Exasperation crept into his voice. “Don’t force it, Nora. Heather knows enough people at the rez that keeping you won’t be a problem. And if you’d like another knock to the head, my guess is that it can be arranged.”
“Kidnapping.”
“If that’s what it takes to keep you safe.”
“Did you try to kill my mother?”
“Damn it! Quit being stupid.”
She breathed fire into the phone, imagining it branding the side of his face.
“Nora?”
“What?”
“I…we care about you. I’ll take care of Abigail and Charlie.”
She didn’t answer.
“See you tomorrow.” He hung u
p.
Nora slumped in the back of the Toyota. She spent the remaining hour and half ride churning. They drove to a different mesa than where they’d gone to the ceremony that morning and turned onto a dusty road. Heather pulled in behind a dilapidated shed and cut the engine.
“We’ll hide the car here and walk the rest of the way. There’s a village at the top of this mesa. We’ll stay there tonight.”
Nora folded her arms. “I’m not moving from this car. Take me back.”
Heather pulled the keys from the ignition and shrugged. “Whatever.” She climbed from the car, slung her leather slouch bag over her shoulder, and slammed the door.
Nora wasn’t going anywhere without the keys. Maybe she could steal them. That being her only plan, she needed to stay with the keys and wait for an opportunity when Heather was distracted. Nora climbed from the vehicle and they tromped up the trail in silence.
The sun hovered over the western horizon, casting ominous shadows filled with Big Elk and hostile enemies that wanted Nora dead. She didn’t see anyone lying in wait for her, but that didn’t mean they weren’t there.

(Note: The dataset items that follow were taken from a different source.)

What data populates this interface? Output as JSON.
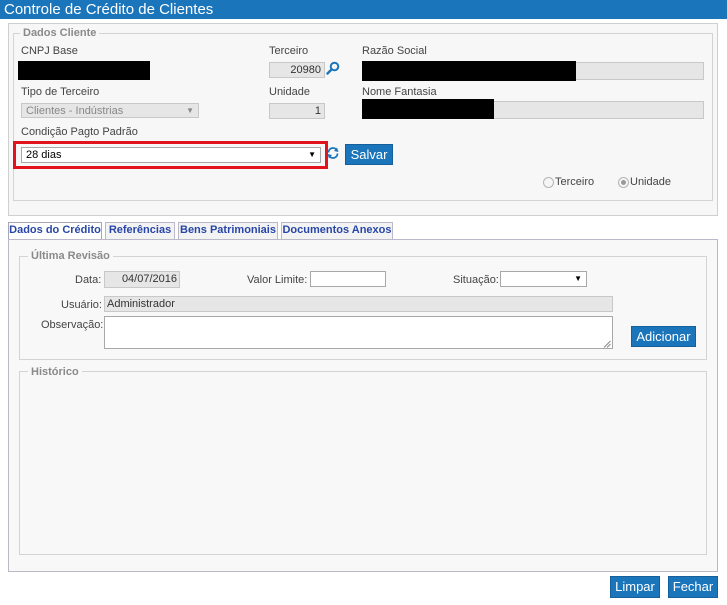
{
  "window": {
    "title": "Controle de Crédito de Clientes"
  },
  "dados_cliente": {
    "legend": "Dados Cliente",
    "cnpj_label": "CNPJ Base",
    "terceiro_label": "Terceiro",
    "terceiro_value": "20980",
    "razao_label": "Razão Social",
    "tipo_label": "Tipo de Terceiro",
    "tipo_value": "Clientes - Indústrias",
    "unidade_label": "Unidade",
    "unidade_value": "1",
    "nome_fantasia_label": "Nome Fantasia",
    "condicao_label": "Condição Pagto Padrão",
    "condicao_value": "28 dias",
    "salvar_label": "Salvar",
    "radio_terceiro": "Terceiro",
    "radio_unidade": "Unidade",
    "highlight_color": "#e1141e"
  },
  "tabs": [
    {
      "label": "Dados do Crédito"
    },
    {
      "label": "Referências"
    },
    {
      "label": "Bens Patrimoniais"
    },
    {
      "label": "Documentos Anexos"
    }
  ],
  "ultima_revisao": {
    "legend": "Última Revisão",
    "data_label": "Data:",
    "data_value": "04/07/2016",
    "valor_limite_label": "Valor Limite:",
    "valor_limite_value": "",
    "situacao_label": "Situação:",
    "situacao_value": "",
    "usuario_label": "Usuário:",
    "usuario_value": "Administrador",
    "observacao_label": "Observação:",
    "observacao_value": "",
    "adicionar_label": "Adicionar"
  },
  "historico": {
    "legend": "Histórico"
  },
  "footer": {
    "limpar_label": "Limpar",
    "fechar_label": "Fechar"
  },
  "colors": {
    "accent": "#1b75bb"
  }
}
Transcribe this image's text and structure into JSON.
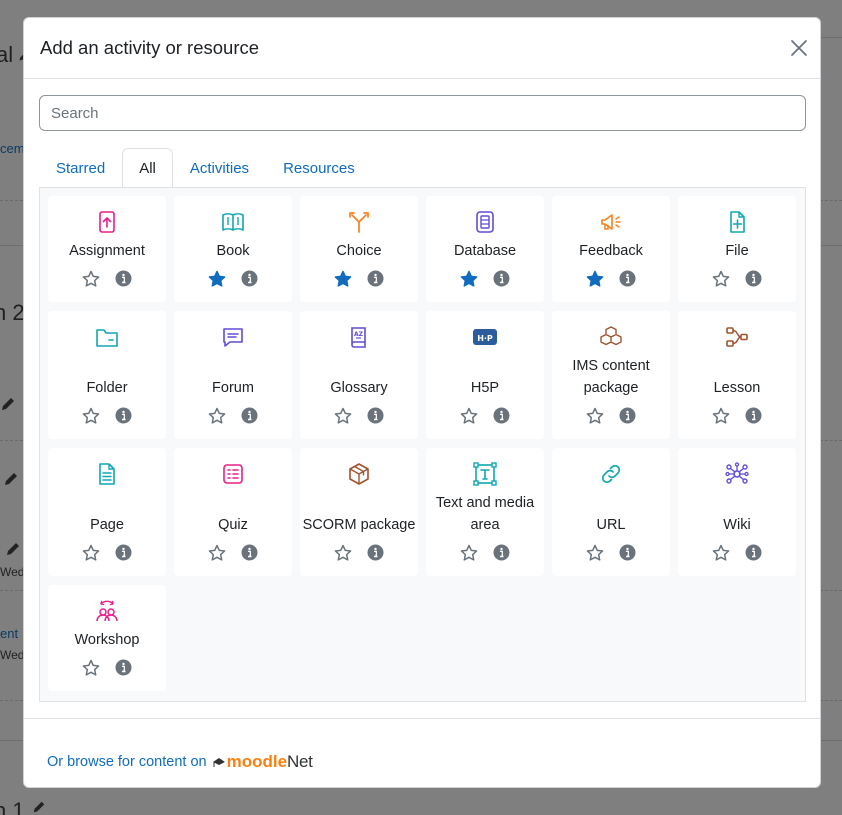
{
  "background": {
    "fragments": [
      {
        "id": "frag-al",
        "text": "al"
      },
      {
        "id": "frag-cem",
        "text": "cem"
      },
      {
        "id": "frag-n2",
        "text": "n 2"
      },
      {
        "id": "frag-ent",
        "text": "ent"
      },
      {
        "id": "frag-wed1",
        "text": "Wed"
      },
      {
        "id": "frag-wed2",
        "text": "Wed"
      },
      {
        "id": "frag-n1",
        "text": "n 1"
      }
    ]
  },
  "modal": {
    "title": "Add an activity or resource",
    "search": {
      "placeholder": "Search",
      "value": ""
    },
    "tabs": [
      {
        "label": "Starred",
        "active": false
      },
      {
        "label": "All",
        "active": true
      },
      {
        "label": "Activities",
        "active": false
      },
      {
        "label": "Resources",
        "active": false
      }
    ],
    "items": [
      {
        "name": "Assignment",
        "icon": "assignment-icon",
        "color": "#e91e8c",
        "starred": false
      },
      {
        "name": "Book",
        "icon": "book-icon",
        "color": "#11a7b3",
        "starred": true
      },
      {
        "name": "Choice",
        "icon": "choice-icon",
        "color": "#f7801c",
        "starred": true
      },
      {
        "name": "Database",
        "icon": "database-icon",
        "color": "#5f4ed6",
        "starred": true
      },
      {
        "name": "Feedback",
        "icon": "feedback-icon",
        "color": "#f7801c",
        "starred": true
      },
      {
        "name": "File",
        "icon": "file-icon",
        "color": "#11a7b3",
        "starred": false
      },
      {
        "name": "Folder",
        "icon": "folder-icon",
        "color": "#11a7b3",
        "starred": false
      },
      {
        "name": "Forum",
        "icon": "forum-icon",
        "color": "#5f4ed6",
        "starred": false
      },
      {
        "name": "Glossary",
        "icon": "glossary-icon",
        "color": "#5f4ed6",
        "starred": false
      },
      {
        "name": "H5P",
        "icon": "h5p-icon",
        "color": "#2c5c9c",
        "starred": false
      },
      {
        "name": "IMS content package",
        "icon": "ims-package-icon",
        "color": "#a0532e",
        "starred": false
      },
      {
        "name": "Lesson",
        "icon": "lesson-icon",
        "color": "#a0532e",
        "starred": false
      },
      {
        "name": "Page",
        "icon": "page-icon",
        "color": "#11a7b3",
        "starred": false
      },
      {
        "name": "Quiz",
        "icon": "quiz-icon",
        "color": "#e91e8c",
        "starred": false
      },
      {
        "name": "SCORM package",
        "icon": "scorm-icon",
        "color": "#a0532e",
        "starred": false
      },
      {
        "name": "Text and media area",
        "icon": "text-media-icon",
        "color": "#11a7b3",
        "starred": false
      },
      {
        "name": "URL",
        "icon": "url-icon",
        "color": "#11a7b3",
        "starred": false
      },
      {
        "name": "Wiki",
        "icon": "wiki-icon",
        "color": "#5f4ed6",
        "starred": false
      },
      {
        "name": "Workshop",
        "icon": "workshop-icon",
        "color": "#e91e8c",
        "starred": false
      }
    ],
    "footer": {
      "browse_text": "Or browse for content on",
      "brand_part1": "moodle",
      "brand_part2": "Net"
    }
  },
  "colors": {
    "link": "#0f6cbf",
    "star_filled": "#0f6cbf",
    "star_empty": "#6a737b",
    "info": "#6a737b"
  }
}
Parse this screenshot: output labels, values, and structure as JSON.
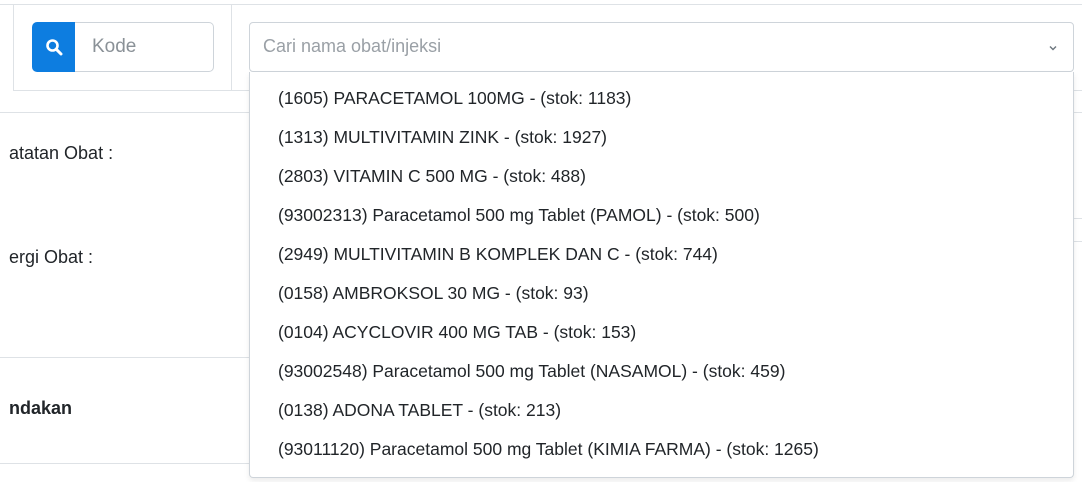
{
  "search": {
    "button_icon": "search-icon",
    "kode_placeholder": "Kode",
    "select_placeholder": "Cari nama obat/injeksi",
    "chevron_icon": "chevron-down-icon"
  },
  "labels": {
    "catatan_obat": "atatan Obat :",
    "alergi_obat": "ergi Obat :",
    "tindakan": "ndakan"
  },
  "dropdown": {
    "options": [
      "(1605) PARACETAMOL 100MG - (stok: 1183)",
      "(1313) MULTIVITAMIN ZINK - (stok: 1927)",
      "(2803) VITAMIN C 500 MG - (stok: 488)",
      "(93002313) Paracetamol 500 mg Tablet (PAMOL) - (stok: 500)",
      "(2949) MULTIVITAMIN B KOMPLEK DAN C - (stok: 744)",
      "(0158) AMBROKSOL 30 MG - (stok: 93)",
      "(0104) ACYCLOVIR 400 MG TAB - (stok: 153)",
      "(93002548) Paracetamol 500 mg Tablet (NASAMOL) - (stok: 459)",
      "(0138) ADONA TABLET - (stok: 213)",
      "(93011120) Paracetamol 500 mg Tablet (KIMIA FARMA) - (stok: 1265)"
    ]
  },
  "colors": {
    "primary": "#0d7de0",
    "border": "#ced4da",
    "divider": "#dee2e6"
  }
}
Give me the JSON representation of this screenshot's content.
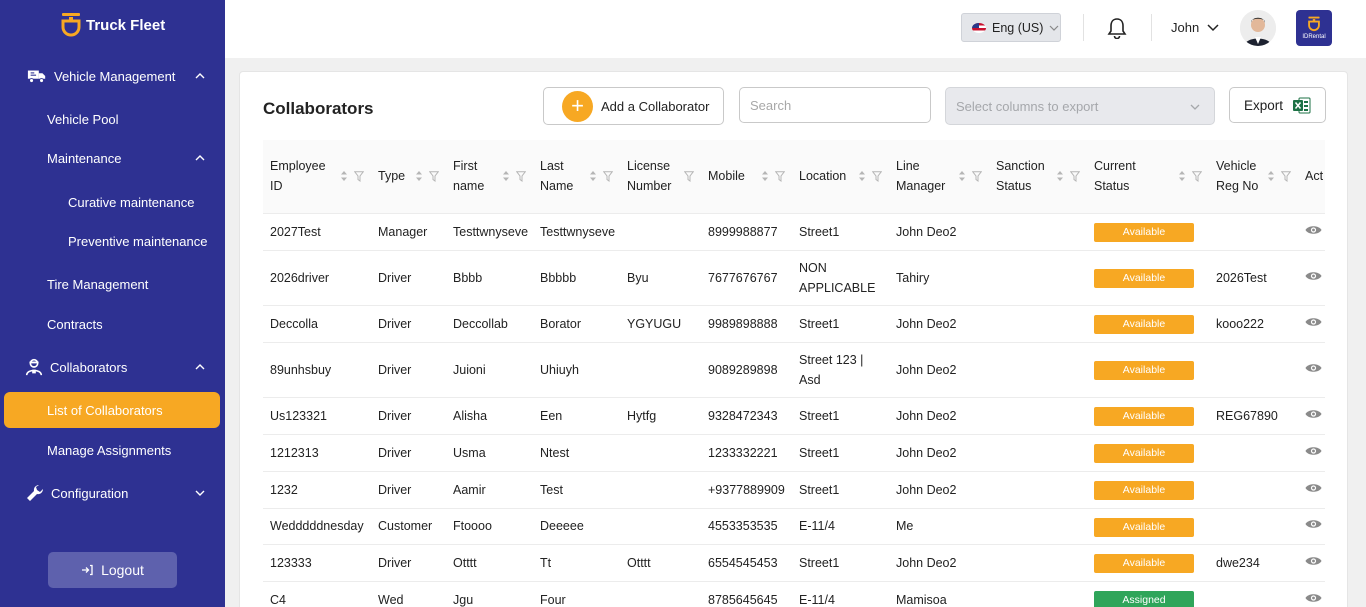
{
  "sidebar": {
    "brand": "Truck Fleet",
    "items": {
      "vehicle_management": "Vehicle Management",
      "vehicle_pool": "Vehicle Pool",
      "maintenance": "Maintenance",
      "curative": "Curative maintenance",
      "preventive": "Preventive maintenance",
      "tire_management": "Tire Management",
      "contracts": "Contracts",
      "collaborators": "Collaborators",
      "list_of_collaborators": "List of Collaborators",
      "manage_assignments": "Manage Assignments",
      "configuration": "Configuration"
    },
    "logout": "Logout",
    "colors": {
      "bg": "#2e3192",
      "active": "#f7a823"
    }
  },
  "header": {
    "language": "Eng (US)",
    "user": "John",
    "app_badge": "IDRental"
  },
  "page": {
    "title": "Collaborators",
    "add_button": "Add a Collaborator",
    "search_placeholder": "Search",
    "export_select_placeholder": "Select columns to export",
    "export_button": "Export"
  },
  "table": {
    "columns": [
      {
        "label": "Employee ID"
      },
      {
        "label": "Type"
      },
      {
        "label": "First name"
      },
      {
        "label": "Last Name"
      },
      {
        "label": "License Number"
      },
      {
        "label": "Mobile"
      },
      {
        "label": "Location"
      },
      {
        "label": "Line Manager"
      },
      {
        "label": "Sanction Status"
      },
      {
        "label": "Current Status"
      },
      {
        "label": "Vehicle Reg No"
      },
      {
        "label": "Act"
      }
    ],
    "rows": [
      {
        "id": "2027Test",
        "type": "Manager",
        "first": "Testtwnyseve",
        "last": "Testtwnyseve",
        "license": "",
        "mobile": "8999988877",
        "location": "Street1",
        "manager": "John Deo2",
        "sanction": "",
        "status": "Available",
        "reg": ""
      },
      {
        "id": "2026driver",
        "type": "Driver",
        "first": "Bbbb",
        "last": "Bbbbb",
        "license": "Byu",
        "mobile": "7677676767",
        "location": "NON APPLICABLE",
        "manager": "Tahiry",
        "sanction": "",
        "status": "Available",
        "reg": "2026Test"
      },
      {
        "id": "Deccolla",
        "type": "Driver",
        "first": "Deccollab",
        "last": "Borator",
        "license": "YGYUGU",
        "mobile": "9989898888",
        "location": "Street1",
        "manager": "John Deo2",
        "sanction": "",
        "status": "Available",
        "reg": "kooo222"
      },
      {
        "id": "89unhsbuy",
        "type": "Driver",
        "first": "Juioni",
        "last": "Uhiuyh",
        "license": "",
        "mobile": "9089289898",
        "location": "Street 123 | Asd",
        "manager": "John Deo2",
        "sanction": "",
        "status": "Available",
        "reg": ""
      },
      {
        "id": "Us123321",
        "type": "Driver",
        "first": "Alisha",
        "last": "Een",
        "license": "Hytfg",
        "mobile": "9328472343",
        "location": "Street1",
        "manager": "John Deo2",
        "sanction": "",
        "status": "Available",
        "reg": "REG67890"
      },
      {
        "id": "1212313",
        "type": "Driver",
        "first": "Usma",
        "last": "Ntest",
        "license": "",
        "mobile": "1233332221",
        "location": "Street1",
        "manager": "John Deo2",
        "sanction": "",
        "status": "Available",
        "reg": ""
      },
      {
        "id": "1232",
        "type": "Driver",
        "first": "Aamir",
        "last": "Test",
        "license": "",
        "mobile": "+9377889909",
        "location": "Street1",
        "manager": "John Deo2",
        "sanction": "",
        "status": "Available",
        "reg": ""
      },
      {
        "id": "Wedddddnesday",
        "type": "Customer",
        "first": "Ftoooo",
        "last": "Deeeee",
        "license": "",
        "mobile": "4553353535",
        "location": "E-11/4",
        "manager": "Me",
        "sanction": "",
        "status": "Available",
        "reg": ""
      },
      {
        "id": "123333",
        "type": "Driver",
        "first": "Otttt",
        "last": "Tt",
        "license": "Otttt",
        "mobile": "6554545453",
        "location": "Street1",
        "manager": "John Deo2",
        "sanction": "",
        "status": "Available",
        "reg": "dwe234"
      },
      {
        "id": "C4",
        "type": "Wed",
        "first": "Jgu",
        "last": "Four",
        "license": "",
        "mobile": "8785645645",
        "location": "E-11/4",
        "manager": "Mamisoa",
        "sanction": "",
        "status": "Assigned",
        "reg": ""
      }
    ],
    "status_colors": {
      "Available": "#f7a823",
      "Assigned": "#2fa55a"
    }
  }
}
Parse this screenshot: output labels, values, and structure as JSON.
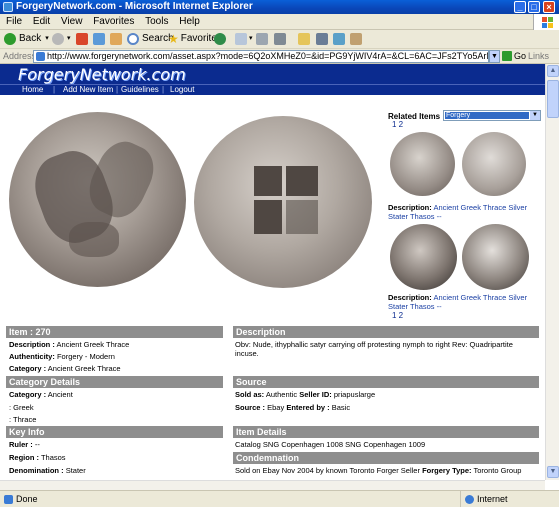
{
  "window": {
    "title": "ForgeryNetwork.com - Microsoft Internet Explorer"
  },
  "menu": [
    "File",
    "Edit",
    "View",
    "Favorites",
    "Tools",
    "Help"
  ],
  "toolbar": {
    "back": "Back",
    "search": "Search",
    "favorites": "Favorites"
  },
  "address": {
    "label": "Address",
    "url": "http://www.forgerynetwork.com/asset.aspx?mode=6Q2oXMHeZ0=&id=PG9YjWIV4rA=&CL=6AC=JFs2TYo5ArM=&CP=&RW=1q~x~rThPtZ6c",
    "go": "Go",
    "links": "Links"
  },
  "site": {
    "logo": "ForgeryNetwork.com",
    "nav": [
      "Home",
      "Add New Item",
      "Guidelines",
      "Logout"
    ]
  },
  "related": {
    "label": "Related Items",
    "selected": "Forgery",
    "pager_top": "1 2",
    "pager_bottom": "1 2",
    "items": [
      {
        "desc_label": "Description:",
        "desc": "Ancient Greek Thrace Silver Stater Thasos --"
      },
      {
        "desc_label": "Description:",
        "desc": "Ancient Greek Thrace Silver Stater Thasos --"
      }
    ]
  },
  "item": {
    "header": "Item : 270",
    "description_label": "Description :",
    "description": "Ancient Greek Thrace",
    "authenticity_label": "Authenticity:",
    "authenticity": "Forgery - Modern",
    "category_label": "Category :",
    "category": "Ancient Greek Thrace"
  },
  "category_details": {
    "header": "Category Details",
    "category_label": "Category :",
    "category": "Ancient",
    "line2": ": Greek",
    "line3": ": Thrace"
  },
  "key_info": {
    "header": "Key Info",
    "ruler_label": "Ruler :",
    "ruler": "--",
    "region_label": "Region :",
    "region": "Thasos",
    "denomination_label": "Denomination :",
    "denomination": "Stater"
  },
  "description": {
    "header": "Description",
    "text1": "Obv: Nude, ithyphallic satyr carrying off protesting nymph to right Rev: Quadripartite",
    "text2": "incuse."
  },
  "source": {
    "header": "Source",
    "sold_as_label": "Sold as:",
    "sold_as": "Authentic",
    "seller_label": "Seller ID:",
    "seller": "priapuslarge",
    "source_label": "Source :",
    "source": "Ebay",
    "entered_label": "Entered by :",
    "entered": "Basic"
  },
  "item_details": {
    "header": "Item Details",
    "text": "Catalog SNG Copenhagen 1008 SNG Copenhagen 1009"
  },
  "condemnation": {
    "header": "Condemnation",
    "text_a": "Sold on Ebay Nov 2004 by known Toronto Forger Seller",
    "type_label": "Forgery Type:",
    "type": "Toronto Group"
  },
  "status": {
    "left": "Done",
    "zone": "Internet"
  },
  "colors": {
    "site_header": "#0b2b8f",
    "panel_header": "#8e8e8e",
    "xp_blue": "#0a5fd8"
  }
}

She followed Heather up a worn yellow dirt trail, switchbacking along the side of the nearly vertical wall. A paved narrow road wound its way up the mesa some distance from the trail. Too bad Heather hadn’t felt it safe enough to drive up; it might have saved Nora from marching in rhythm to the pounding pain in her head, the ache in her back, and the dull throb of her ankle. She named the peak-sized lump on the back of her head Mount Heather.
Once the trail intersected the road, where at some time in the last two centuries some hopeful Native American had built a structure, long since abandoned. “Why didn’t you park behind this place? Your car would have been hidden and we wouldn’t have to walk so far.”
Heather grinned. “I could have. If I’d remembered it was here. Sorry about that.”
“You’re sorry. Right.”
They topped the mesa not far from a tall structure with a flat roof similar to those in the village they’d been in earlier. They walked around the edge of the building to the plaza. Buildings, like aboriginal pueblos constructed of desert sand, created the enclosure.